LEGIT

The question of legitimacy has become a central issue in Philippine politics at this time.



It is, of course, a question linked with the legal bases of Gloria Macapagal Arroyo’s presidency and her holding on to power.



While legitimacy assumes some form of a moral quality and character, it substantially plays upon public impressions and perceptions.



The key, however, to understanding what constitutes legitimacy is how we define the nature of the public and the consequent realities such as public impressions and/or public perceptions.



A good definition of what constitutes the “public” in the Philippines takes into account all the historical, cultural, and political variables. The public is not simply “they” who have lorded over our lives as a people— or “they” who are easily swayed by popular demands and sentiments.



With the former President Corazon Aquino taking center stage in what some analysts and blabbers call as “Gloria resign movement,” we need to critique the nature of the word public that oppositionists and the ruling regime are using to make us believe that what they say to us—the “public”—has the form of a covenant and a truth.



The deposed President Joseph Estrada has more imagination when he used the misery and metaphor of the mahirap to appeal to the deprived who need justice— not in its abstract form but in concrete terms.



There is a misuse in this reference to the public—even as Susan Roces, with her fire and brimstone rhetoric, has called on the taumbayan and/or the sambayanan or the masa to get awakened, rise up, and fight for their right to defend the votes of the supposed-to-be future-ex president Fernando Poe Jr.



Roces, of course, is as confused as Vice President Noli de Castro when the latter talks about the bayan with his tenor in a manner that is bombastic—one that is calculated to add flair and drama to delusional claims to greatness that tended to drown the already-muffled voices of the taumbayan.



We are not going to spare Arroyo from this misuse of the bayan-masa-taumbayan-sambayanan metaphor.



Aquino’s take has reference to the country and nation in an equally confusing sense as Aquino, Roces the actress who was silent during the oppressive regime of the Marcoses, Panfilo Lacson the oppositionist whose claim to political legitimacy is by way of the blessings of the Erap presidency, and other characters in search of scenes and settings.



Already, we do not know much what will come next and when will the best days come and offer us a respite from all these that hamper us from moving on and having the good life.



With Arroyo’s regime still getting the heat and the pressure, we can only blame the masses for not joining in the fray that has been asking her to step down and hand over the power to de Castro.



Well, the elites do not like de Castro. He is so masa.

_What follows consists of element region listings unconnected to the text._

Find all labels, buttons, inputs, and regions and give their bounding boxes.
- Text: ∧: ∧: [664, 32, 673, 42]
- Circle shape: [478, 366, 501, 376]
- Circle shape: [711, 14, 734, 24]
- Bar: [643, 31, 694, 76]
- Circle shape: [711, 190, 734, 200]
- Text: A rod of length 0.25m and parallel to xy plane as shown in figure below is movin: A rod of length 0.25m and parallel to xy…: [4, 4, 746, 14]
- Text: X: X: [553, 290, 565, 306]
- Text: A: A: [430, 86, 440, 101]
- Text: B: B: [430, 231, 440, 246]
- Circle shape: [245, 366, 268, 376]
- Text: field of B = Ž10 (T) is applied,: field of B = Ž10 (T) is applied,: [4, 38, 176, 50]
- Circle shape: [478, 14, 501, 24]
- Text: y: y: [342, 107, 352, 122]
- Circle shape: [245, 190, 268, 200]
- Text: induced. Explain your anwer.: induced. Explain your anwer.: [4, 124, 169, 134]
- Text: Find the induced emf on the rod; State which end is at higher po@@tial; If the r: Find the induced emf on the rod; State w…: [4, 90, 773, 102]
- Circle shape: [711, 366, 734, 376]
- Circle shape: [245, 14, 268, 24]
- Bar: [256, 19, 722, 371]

He is not one of them—even if he continues to confuse the masa themselves with his appeal to the poor and hopeless and the deprived and the underprivileged.



The problem with the Arroyo presidency is legitimacy—that quality that we assign to the power to govern and with the attendant power having the semblance of moral ascendancy and thus approval by the thinking masses.



There is a qualification here: the thinking masses, the masses that get their education from re-imagining the translation into concrete terms their fundamental human rights to live the good life.



From hereon, we need to be critical about the way the ruling elite and the oppositionists continue to use us—we the real public, we who think thoughts about our life as a people, we who take as sacred our commitment to love the deprived and the underprivileged among our ranks.